The Wall Street Journal also noted that the new strategy could involve acquisitions – assuming they can be made at a reasonable price – and even a foray into new commodity markets to drive the next wave of growth. These moves could be to the horror of some of the country’s junior lithium miners.
Don’t underestimate this threat
Lithium prices have soared in recent times due to the resource’s use in rechargeable batteries.

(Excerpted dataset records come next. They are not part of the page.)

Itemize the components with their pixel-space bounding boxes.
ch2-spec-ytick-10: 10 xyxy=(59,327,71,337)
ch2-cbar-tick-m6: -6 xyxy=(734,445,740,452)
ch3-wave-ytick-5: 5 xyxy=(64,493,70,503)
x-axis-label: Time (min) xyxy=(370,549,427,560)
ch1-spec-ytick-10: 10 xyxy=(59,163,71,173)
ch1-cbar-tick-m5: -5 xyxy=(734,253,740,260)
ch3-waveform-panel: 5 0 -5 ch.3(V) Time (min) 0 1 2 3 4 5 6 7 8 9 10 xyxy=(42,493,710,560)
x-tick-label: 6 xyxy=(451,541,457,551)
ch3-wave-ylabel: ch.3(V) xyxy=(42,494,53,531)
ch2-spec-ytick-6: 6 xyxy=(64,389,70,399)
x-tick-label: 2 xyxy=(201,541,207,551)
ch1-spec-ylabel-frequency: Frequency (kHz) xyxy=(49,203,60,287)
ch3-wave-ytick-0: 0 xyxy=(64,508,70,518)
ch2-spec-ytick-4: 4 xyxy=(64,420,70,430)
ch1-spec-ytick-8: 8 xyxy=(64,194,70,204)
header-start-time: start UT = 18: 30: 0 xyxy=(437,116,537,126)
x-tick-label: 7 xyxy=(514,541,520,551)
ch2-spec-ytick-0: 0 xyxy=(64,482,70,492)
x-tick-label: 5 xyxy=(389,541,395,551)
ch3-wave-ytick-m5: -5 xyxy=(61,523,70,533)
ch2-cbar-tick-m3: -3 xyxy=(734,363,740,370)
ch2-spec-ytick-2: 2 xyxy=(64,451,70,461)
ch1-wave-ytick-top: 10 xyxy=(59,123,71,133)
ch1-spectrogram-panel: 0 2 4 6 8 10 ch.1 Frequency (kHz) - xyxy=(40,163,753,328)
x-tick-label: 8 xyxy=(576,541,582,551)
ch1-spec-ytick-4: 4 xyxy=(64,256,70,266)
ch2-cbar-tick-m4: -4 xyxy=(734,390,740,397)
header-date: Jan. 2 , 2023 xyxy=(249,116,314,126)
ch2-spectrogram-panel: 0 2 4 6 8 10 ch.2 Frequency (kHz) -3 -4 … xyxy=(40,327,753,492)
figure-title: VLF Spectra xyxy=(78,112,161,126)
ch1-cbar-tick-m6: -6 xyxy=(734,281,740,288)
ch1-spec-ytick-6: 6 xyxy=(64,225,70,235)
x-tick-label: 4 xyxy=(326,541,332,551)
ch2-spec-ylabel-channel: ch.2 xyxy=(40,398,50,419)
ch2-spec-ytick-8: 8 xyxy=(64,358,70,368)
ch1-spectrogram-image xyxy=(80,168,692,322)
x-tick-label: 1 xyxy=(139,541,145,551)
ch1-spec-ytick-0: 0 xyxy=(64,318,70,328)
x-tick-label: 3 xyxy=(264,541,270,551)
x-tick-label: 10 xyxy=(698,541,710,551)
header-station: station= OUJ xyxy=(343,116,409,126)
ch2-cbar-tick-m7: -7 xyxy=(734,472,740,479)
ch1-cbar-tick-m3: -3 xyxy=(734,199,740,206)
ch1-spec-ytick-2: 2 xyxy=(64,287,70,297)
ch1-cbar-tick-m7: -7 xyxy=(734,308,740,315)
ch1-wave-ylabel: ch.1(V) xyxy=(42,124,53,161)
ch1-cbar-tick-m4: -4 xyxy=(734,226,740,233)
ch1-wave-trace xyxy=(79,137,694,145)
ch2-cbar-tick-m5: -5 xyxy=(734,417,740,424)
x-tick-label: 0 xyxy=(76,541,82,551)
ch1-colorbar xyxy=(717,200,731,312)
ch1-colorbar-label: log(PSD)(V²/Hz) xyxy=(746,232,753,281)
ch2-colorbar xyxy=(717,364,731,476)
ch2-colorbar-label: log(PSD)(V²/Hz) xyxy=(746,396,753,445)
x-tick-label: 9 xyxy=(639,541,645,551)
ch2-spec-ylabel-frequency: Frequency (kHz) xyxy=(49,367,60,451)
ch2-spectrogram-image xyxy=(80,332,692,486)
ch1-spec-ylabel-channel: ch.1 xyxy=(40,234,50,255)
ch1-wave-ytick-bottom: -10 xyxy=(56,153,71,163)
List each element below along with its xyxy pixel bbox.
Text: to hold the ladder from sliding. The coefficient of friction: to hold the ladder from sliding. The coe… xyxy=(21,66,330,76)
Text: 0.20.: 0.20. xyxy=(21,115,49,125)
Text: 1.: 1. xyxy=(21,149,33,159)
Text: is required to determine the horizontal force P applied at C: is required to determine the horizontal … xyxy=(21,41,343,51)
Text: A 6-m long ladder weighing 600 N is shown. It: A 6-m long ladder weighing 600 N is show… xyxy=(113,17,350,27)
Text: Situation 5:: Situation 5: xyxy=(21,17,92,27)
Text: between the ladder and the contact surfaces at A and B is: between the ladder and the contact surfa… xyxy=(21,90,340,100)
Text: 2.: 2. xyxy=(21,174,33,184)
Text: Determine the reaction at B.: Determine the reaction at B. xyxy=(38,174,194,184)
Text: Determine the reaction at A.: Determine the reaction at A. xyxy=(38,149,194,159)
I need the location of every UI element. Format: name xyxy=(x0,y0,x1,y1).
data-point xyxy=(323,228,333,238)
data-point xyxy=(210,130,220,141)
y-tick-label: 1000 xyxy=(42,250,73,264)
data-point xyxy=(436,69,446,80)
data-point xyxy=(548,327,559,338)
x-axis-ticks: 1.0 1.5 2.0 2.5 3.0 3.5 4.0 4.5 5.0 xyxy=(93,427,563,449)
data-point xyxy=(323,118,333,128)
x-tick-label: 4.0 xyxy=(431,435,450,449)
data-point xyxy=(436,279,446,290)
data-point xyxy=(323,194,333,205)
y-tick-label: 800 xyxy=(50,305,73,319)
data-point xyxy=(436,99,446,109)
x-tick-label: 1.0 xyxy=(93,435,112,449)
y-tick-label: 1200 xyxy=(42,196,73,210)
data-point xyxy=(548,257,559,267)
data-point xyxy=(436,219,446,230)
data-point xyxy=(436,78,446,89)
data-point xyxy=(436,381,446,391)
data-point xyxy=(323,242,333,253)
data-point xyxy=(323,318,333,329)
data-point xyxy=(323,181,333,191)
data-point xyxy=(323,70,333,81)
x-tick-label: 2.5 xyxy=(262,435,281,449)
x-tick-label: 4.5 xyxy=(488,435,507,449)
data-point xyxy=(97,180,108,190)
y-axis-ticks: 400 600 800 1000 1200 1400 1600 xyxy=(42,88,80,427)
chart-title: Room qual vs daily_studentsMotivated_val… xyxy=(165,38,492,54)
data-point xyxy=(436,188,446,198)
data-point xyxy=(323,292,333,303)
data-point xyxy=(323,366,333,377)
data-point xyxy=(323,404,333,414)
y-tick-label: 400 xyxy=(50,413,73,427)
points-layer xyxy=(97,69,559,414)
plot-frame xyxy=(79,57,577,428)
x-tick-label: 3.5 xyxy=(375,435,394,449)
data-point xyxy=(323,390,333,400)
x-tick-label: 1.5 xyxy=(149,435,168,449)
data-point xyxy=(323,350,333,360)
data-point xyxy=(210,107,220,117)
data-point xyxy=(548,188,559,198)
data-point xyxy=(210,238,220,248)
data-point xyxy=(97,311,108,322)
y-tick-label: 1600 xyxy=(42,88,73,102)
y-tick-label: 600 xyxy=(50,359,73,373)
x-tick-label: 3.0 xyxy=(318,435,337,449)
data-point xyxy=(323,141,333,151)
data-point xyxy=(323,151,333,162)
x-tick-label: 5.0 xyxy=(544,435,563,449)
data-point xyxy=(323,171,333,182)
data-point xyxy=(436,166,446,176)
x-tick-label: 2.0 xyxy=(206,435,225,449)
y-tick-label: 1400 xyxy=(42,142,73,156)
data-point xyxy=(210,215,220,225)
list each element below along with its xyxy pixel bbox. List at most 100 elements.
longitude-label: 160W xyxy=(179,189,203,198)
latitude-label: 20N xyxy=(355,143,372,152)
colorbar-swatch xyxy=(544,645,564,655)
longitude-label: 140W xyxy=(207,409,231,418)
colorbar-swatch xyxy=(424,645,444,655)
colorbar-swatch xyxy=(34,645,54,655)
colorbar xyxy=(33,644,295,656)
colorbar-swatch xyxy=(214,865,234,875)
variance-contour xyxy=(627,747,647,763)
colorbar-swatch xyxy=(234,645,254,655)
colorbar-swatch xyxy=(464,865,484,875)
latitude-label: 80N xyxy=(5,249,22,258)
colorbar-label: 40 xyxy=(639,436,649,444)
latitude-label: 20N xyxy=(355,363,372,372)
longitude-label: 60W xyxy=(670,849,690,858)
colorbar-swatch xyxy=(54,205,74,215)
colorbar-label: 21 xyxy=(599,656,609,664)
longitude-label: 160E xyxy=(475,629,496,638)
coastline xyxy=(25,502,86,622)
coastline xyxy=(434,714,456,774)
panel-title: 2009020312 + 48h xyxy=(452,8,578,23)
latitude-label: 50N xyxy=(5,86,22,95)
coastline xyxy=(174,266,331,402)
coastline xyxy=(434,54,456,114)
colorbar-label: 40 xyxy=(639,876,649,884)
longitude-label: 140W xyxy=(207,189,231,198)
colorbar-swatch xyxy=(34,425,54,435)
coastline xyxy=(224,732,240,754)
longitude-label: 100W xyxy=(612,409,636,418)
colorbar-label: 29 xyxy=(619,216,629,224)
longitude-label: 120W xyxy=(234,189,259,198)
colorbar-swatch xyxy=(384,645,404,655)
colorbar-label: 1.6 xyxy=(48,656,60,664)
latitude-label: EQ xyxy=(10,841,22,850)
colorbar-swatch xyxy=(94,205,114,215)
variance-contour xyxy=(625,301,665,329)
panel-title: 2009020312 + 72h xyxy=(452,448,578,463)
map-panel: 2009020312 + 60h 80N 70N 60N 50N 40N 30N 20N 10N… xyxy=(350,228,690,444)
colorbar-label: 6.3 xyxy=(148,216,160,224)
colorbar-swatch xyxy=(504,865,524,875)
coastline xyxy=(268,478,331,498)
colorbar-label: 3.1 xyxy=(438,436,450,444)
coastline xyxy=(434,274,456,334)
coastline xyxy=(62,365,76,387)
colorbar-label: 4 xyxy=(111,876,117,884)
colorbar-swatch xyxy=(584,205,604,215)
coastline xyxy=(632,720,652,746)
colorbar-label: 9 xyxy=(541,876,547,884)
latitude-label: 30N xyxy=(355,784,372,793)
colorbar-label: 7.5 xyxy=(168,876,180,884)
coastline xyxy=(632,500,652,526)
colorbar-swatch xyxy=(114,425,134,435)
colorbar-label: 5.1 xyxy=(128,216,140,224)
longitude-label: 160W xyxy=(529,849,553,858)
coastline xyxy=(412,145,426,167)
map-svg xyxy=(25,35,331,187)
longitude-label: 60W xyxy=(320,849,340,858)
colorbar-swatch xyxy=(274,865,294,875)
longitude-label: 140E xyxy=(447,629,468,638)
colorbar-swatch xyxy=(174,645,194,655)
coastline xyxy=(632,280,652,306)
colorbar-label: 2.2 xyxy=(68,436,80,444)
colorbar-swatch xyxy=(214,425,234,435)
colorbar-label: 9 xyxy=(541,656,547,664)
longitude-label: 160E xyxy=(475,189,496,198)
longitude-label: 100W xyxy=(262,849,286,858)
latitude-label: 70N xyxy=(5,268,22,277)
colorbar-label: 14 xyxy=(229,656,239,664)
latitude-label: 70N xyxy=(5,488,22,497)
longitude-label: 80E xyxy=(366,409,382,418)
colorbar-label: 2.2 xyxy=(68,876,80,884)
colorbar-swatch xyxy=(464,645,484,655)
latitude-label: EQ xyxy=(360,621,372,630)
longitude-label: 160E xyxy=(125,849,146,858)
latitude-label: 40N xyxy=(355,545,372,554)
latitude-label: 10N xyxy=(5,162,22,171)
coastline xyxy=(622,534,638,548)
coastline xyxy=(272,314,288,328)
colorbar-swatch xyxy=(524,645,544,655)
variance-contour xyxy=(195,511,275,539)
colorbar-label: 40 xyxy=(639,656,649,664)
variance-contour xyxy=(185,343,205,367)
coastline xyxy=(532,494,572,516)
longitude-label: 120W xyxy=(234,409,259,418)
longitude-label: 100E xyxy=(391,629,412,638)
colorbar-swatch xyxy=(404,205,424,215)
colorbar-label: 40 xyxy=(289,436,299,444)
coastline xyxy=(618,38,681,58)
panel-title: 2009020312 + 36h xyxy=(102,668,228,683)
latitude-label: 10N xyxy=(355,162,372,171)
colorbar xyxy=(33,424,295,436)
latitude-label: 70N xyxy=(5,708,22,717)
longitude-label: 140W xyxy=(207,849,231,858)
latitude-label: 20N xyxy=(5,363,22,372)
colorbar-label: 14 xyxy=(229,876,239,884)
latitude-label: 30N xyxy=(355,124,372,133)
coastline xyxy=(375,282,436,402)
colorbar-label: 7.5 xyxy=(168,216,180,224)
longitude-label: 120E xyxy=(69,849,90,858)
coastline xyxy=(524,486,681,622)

Not only are these widely used in everyday devices such as smartphones, but demand is also expected to boom over the coming years as electric cars and home battery packs from innovative companies such as Tesla become increasingly common.
While this boom may have gone unnoticed by many investors, others have generated huge gains over the last 12 months by holding shares of some of the country’s lithium producers.
Orocobre Limited (ASX: ORE), for instance, has risen 136% since this time last year, while General Mining Corp Ltd (ASX: GMM) shares have exploded 1,322%. Meanwhile, Galaxy Resources Limited (ASX: GXY) shares are up 1,281% and Altura Mining Ltd (ASX: AJM) is up 632%.
Needless to say, those are some enormous gains, particularly when you consider the short space of time in which they have been achieved. However, it’s also fair to presume that momentum and speculation have played a role in that.
As my colleague Mike King noted in May: “Companies only have to mention the word lithium these days to see their share prices fly, thanks to soaring commodity prices and the prospect of even higher lithium prices ahead.”
The company he was referring to was Prospect Resources Ltd (ASX: PSC), which soared 217% in a single day. It’s up 967% over the last 12 months.
Mining is an extremely capital intensive industry to operate in, while there is also no guarantee of success. It’s possible that many of the smaller companies (whose share prices have skyrocketed) will fail to live up to expectations, which could result in heavy losses.
What’s more, companies such as Rio Tinto aren’t going to sit idly by when there are big profits to be made. The Wall Street Journal noted that Rio Tinto is spending millions of dollars studying the possibilities for a lithium deposit in Serbia, which could mean a bigger push into the sector in the future.
If Rio Tinto is doing it, there is no reason that other businesses such as Vale or BHP Billiton Limited (ASX: BHP) won’t do the same in the future if lithium prices do remain strong and demand grows. Higher supply would likely force prices lower again, which would be bad news for some of the smaller producers overshadowed by huge operating costs.
Personally, I wouldn’t want to be holding onto their shares if or when that does happen.